I anticipate that Albies will begin the 2015 season with his first taste of full-season baseball at Rome, which should present a good challenge for him and give us more ability to judge his ability against more advanced competition. His small size, lack of punch at the plate, and youth are reasons for slight pause, but I think Albies could see his stock surge even further this season if he hits, which is no sure thing. I’m intrigued to see how Albies stands up to the rigors of full-season baseball.
- Ian Morris
#6 | Tyrell Jenkins | Right-Handed Starting Pitcher | 22 years old
Acquired from the St. Louis Cardinals as part of the Jason Heyward trade, Tyrell Jenkins is a big, athletic right-handed pitcher who flashes drool-inducing stuff. Jenkins, a 22-year who was committed to play quarterback for the Baylor Bears coming out of high school, hasn’t seen much of the field lately, pitching only 98.1 innings combined in the past two seasons. Jenkins came back from shoulder surgery in mid-June and produced mixed results in the high-A Florida State League, turning in a solid 3.28 ERA, but posting well below-average strikeout numbers. However, he came on strong pitching in the Arizona Fall League, where he saw his stock rise after flashing stuff and velocity that was consistent with his pre-injury baseline.

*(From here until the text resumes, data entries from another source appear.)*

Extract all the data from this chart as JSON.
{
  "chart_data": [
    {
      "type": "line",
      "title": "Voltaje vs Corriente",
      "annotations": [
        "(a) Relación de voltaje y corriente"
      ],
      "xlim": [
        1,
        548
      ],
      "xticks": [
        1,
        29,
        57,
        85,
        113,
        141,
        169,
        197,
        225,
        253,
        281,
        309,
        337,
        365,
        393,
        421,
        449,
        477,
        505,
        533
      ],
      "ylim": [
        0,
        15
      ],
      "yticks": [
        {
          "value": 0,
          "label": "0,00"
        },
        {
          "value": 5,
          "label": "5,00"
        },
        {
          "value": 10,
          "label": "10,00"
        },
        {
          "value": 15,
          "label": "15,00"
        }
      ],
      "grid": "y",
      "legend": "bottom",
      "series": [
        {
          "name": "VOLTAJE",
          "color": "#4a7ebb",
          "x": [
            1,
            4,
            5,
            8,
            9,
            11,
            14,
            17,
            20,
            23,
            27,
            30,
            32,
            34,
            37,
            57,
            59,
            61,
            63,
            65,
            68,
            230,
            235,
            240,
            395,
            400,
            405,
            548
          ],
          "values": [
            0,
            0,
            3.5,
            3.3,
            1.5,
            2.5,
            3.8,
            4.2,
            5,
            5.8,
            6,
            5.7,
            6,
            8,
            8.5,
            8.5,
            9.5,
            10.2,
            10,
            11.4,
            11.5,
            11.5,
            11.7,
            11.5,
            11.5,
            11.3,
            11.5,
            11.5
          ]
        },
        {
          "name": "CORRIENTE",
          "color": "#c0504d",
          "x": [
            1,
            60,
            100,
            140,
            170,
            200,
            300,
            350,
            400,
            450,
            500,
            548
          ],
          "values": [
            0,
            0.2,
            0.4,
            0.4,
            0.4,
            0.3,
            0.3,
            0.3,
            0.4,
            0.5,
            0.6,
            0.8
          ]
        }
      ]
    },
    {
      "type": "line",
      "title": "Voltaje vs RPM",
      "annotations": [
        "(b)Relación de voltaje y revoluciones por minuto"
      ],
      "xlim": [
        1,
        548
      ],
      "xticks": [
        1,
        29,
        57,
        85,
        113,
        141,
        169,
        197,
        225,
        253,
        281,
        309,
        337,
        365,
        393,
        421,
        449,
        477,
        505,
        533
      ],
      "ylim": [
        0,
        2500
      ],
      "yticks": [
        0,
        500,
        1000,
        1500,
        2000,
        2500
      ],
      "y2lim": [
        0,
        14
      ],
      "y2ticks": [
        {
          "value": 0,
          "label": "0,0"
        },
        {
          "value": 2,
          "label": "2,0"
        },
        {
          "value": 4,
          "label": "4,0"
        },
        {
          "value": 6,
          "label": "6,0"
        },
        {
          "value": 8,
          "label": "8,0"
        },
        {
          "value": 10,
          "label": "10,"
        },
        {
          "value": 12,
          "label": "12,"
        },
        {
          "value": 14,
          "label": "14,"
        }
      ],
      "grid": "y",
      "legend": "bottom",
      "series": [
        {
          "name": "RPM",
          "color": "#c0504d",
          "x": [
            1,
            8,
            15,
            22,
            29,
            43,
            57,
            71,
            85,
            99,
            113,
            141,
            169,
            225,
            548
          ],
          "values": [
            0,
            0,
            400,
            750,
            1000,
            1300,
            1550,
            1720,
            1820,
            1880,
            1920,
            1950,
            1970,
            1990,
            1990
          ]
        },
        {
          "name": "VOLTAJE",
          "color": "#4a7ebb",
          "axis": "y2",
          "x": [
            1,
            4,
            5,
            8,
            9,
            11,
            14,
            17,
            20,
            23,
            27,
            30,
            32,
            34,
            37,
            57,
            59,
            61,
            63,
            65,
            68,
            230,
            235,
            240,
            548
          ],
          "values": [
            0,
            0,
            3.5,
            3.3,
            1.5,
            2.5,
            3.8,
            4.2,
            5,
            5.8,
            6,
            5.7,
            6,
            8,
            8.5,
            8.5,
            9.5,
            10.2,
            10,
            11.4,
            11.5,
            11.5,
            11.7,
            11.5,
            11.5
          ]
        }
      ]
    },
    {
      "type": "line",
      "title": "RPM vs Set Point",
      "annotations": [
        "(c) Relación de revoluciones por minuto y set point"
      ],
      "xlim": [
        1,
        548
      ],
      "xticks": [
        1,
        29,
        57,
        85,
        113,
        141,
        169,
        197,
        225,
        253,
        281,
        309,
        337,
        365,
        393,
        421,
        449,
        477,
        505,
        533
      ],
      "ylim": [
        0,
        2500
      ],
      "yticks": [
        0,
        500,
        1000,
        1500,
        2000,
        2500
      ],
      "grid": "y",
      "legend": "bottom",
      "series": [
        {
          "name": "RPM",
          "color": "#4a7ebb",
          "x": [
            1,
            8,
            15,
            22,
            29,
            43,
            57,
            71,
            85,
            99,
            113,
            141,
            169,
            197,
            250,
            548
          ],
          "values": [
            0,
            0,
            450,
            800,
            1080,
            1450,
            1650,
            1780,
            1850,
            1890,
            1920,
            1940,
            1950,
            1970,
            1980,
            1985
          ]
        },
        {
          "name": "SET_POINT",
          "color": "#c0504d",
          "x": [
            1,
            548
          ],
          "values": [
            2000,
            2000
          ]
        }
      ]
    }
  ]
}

If you were to create a starting pitching prospect from scratch, he’d probably look something like Jenkins. He has a big, tall, athletic body and a loose, whippy arm that allows him to generate and maintain plus, mid-90s velocity on his fastball along with excellent plane. While his curveball is inconsistent, reports on his command indicated improving consistency with the pitch as the season progressed, and the pitch does flash tantalizing depth and break with late, deceptive action. His third pitch, a changeup, lags behind his fastball-curve combination, and will need to be improved significantly if he is to stick as a starter at the big league level.
In 2015, the biggest key for Jenkins will simply be staying healthy. Jenkins isn’t as experienced and polished as many pitching prospects around his age simply because he hasn’t been healthy enough to gain in-game experience and work on the development of his command and his secondary pitches. He will, in all likelihood, be a part of an intriguing Mississippi rotation this year that should also feature Lucas Sims and Wes Parsons. He could take a huge step forward this season if his arm holds up and he’s finally able to work on sanding down the rough edges that are still present in his game.